There's nothing large or gestural about Anthony Biggs's production, except Stubbs's headlong rush to furious anger and frustration with decidedly mixed results. It's a brave and compelling performance but somehow "manufactured," too, her voice gushing like a geyser and with a fake moment of elemental submission when she pours water over her head and messes her eye make-up to look like Alice Cooper.

But what a play! And not seen in London since this same fluent translation by the late Michael Meyer fuelled Adrian Noble's fine 1997 production with Robert Glenister and Joanne Pearce.

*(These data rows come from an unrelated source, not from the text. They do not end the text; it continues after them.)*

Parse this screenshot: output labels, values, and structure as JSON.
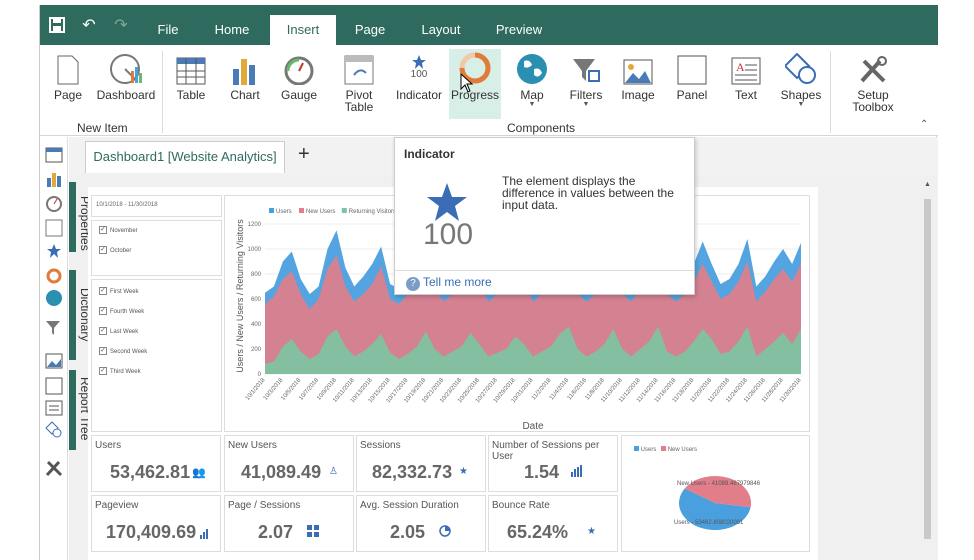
{
  "titlebar": {
    "tabs": [
      "File",
      "Home",
      "Insert",
      "Page",
      "Layout",
      "Preview"
    ],
    "active_tab": "Insert"
  },
  "ribbon": {
    "new_item_buttons": [
      "Page",
      "Dashboard"
    ],
    "component_buttons": [
      "Table",
      "Chart",
      "Gauge",
      "Pivot\nTable",
      "Indicator",
      "Progress",
      "Map",
      "Filters",
      "Image",
      "Panel",
      "Text",
      "Shapes"
    ],
    "setup_label": "Setup\nToolbox",
    "group_new_item": "New Item",
    "group_components": "Components",
    "indicator_icon_value": "100"
  },
  "document_tab": "Dashboard1 [Website Analytics]",
  "side_panels": [
    "Properties",
    "Dictionary",
    "Report Tree"
  ],
  "tooltip": {
    "title": "Indicator",
    "description": "The element displays the difference in values between the input data.",
    "value": "100",
    "link": "Tell me more"
  },
  "dashboard": {
    "date_range": "10/1/2018 - 11/30/2018",
    "month_filters": [
      "November",
      "October"
    ],
    "week_filters": [
      "First Week",
      "Fourth Week",
      "Last Week",
      "Second Week",
      "Third Week"
    ],
    "kpis": [
      {
        "title": "Users",
        "value": "53,462.81"
      },
      {
        "title": "New Users",
        "value": "41,089.49"
      },
      {
        "title": "Sessions",
        "value": "82,332.73"
      },
      {
        "title": "Number of Sessions per User",
        "value": "1.54"
      },
      {
        "title": "Pageview",
        "value": "170,409.69"
      },
      {
        "title": "Page / Sessions",
        "value": "2.07"
      },
      {
        "title": "Avg. Session Duration",
        "value": "2.05"
      },
      {
        "title": "Bounce Rate",
        "value": "65.24%"
      }
    ],
    "pie_legend": [
      "Users",
      "New Users"
    ],
    "pie_labels": [
      "New Users - 41089.487979846",
      "Users - 53462.808020091"
    ]
  },
  "chart_data": {
    "type": "area",
    "xlabel": "Date",
    "ylabel": "Users / New Users / Returning Visitors",
    "ylim": [
      0,
      1200
    ],
    "yticks": [
      "0",
      "200",
      "400",
      "600",
      "800",
      "1000",
      "1200"
    ],
    "xticks": [
      "10/1/2018",
      "10/3/2018",
      "10/5/2018",
      "10/7/2018",
      "10/9/2018",
      "10/11/2018",
      "10/13/2018",
      "10/15/2018",
      "10/17/2018",
      "10/19/2018",
      "10/21/2018",
      "10/23/2018",
      "10/25/2018",
      "10/27/2018",
      "10/29/2018",
      "10/31/2018",
      "11/2/2018",
      "11/4/2018",
      "11/6/2018",
      "11/8/2018",
      "11/10/2018",
      "11/12/2018",
      "11/14/2018",
      "11/16/2018",
      "11/18/2018",
      "11/20/2018",
      "11/22/2018",
      "11/24/2018",
      "11/26/2018",
      "11/28/2018",
      "11/30/2018"
    ],
    "legend": [
      "Users",
      "New Users",
      "Returning Visitors"
    ],
    "colors": [
      "#4a9fde",
      "#e27d8a",
      "#7bc5a4"
    ],
    "series": [
      {
        "name": "Users",
        "values": [
          650,
          700,
          900,
          980,
          760,
          640,
          700,
          1000,
          1150,
          850,
          700,
          780,
          880,
          1020,
          720,
          680,
          760,
          900,
          1120,
          820,
          700,
          760,
          860,
          1100,
          880,
          700,
          760,
          820,
          1050,
          860,
          700,
          760,
          820,
          980,
          1100,
          760,
          700,
          760,
          880,
          1050,
          760,
          700,
          820,
          900,
          1120,
          760,
          700,
          760,
          880,
          1060,
          880,
          720,
          760,
          880,
          1080,
          700,
          780,
          900,
          1000,
          880,
          1050
        ]
      },
      {
        "name": "New Users",
        "values": [
          560,
          620,
          760,
          820,
          640,
          520,
          600,
          840,
          950,
          700,
          580,
          640,
          720,
          860,
          600,
          560,
          640,
          760,
          920,
          680,
          580,
          640,
          720,
          900,
          720,
          580,
          640,
          700,
          880,
          720,
          580,
          640,
          700,
          820,
          920,
          640,
          580,
          640,
          740,
          860,
          640,
          580,
          680,
          760,
          920,
          640,
          580,
          640,
          740,
          880,
          740,
          600,
          640,
          740,
          900,
          580,
          660,
          760,
          840,
          740,
          880
        ]
      },
      {
        "name": "Returning Visitors",
        "values": [
          80,
          100,
          220,
          280,
          180,
          120,
          160,
          300,
          360,
          220,
          140,
          180,
          240,
          320,
          170,
          120,
          160,
          220,
          340,
          200,
          140,
          180,
          220,
          330,
          240,
          140,
          170,
          200,
          300,
          240,
          140,
          180,
          220,
          320,
          380,
          200,
          140,
          180,
          240,
          360,
          200,
          140,
          200,
          260,
          380,
          180,
          140,
          180,
          260,
          360,
          280,
          160,
          180,
          260,
          380,
          140,
          200,
          260,
          330,
          240,
          360
        ]
      }
    ]
  },
  "pie_data": {
    "type": "pie",
    "categories": [
      "Users",
      "New Users"
    ],
    "values": [
      53462.81,
      41089.49
    ],
    "colors": [
      "#4a9fde",
      "#e27d8a"
    ]
  }
}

Both married protagonists clear the air by demolishing the "living wall" of their own child. It's only the guilt on both sides, especially on Alfred's, that propels them to any sort of emotional compromise. And the figure of the child-snatching Rat Woman (Doreen Mantle) hovers as ominously as any other spiritual agency in all of Ibsen.

She could seem absurd, but she doesn't, as everyone acknowledges her metaphorical potency, not least Jonathan Cullen's thunderstruck Alfred, whose life work, The Responsibility of Man, has ensured he forgot about his own. Little Eyolf was destined to be his "practical" on the project, and he's punished for this very modern hubris.

I'm not sure how convinced we can be by the play's conclusion, but the performances are surely right to indicate some form of redemption, if not closure.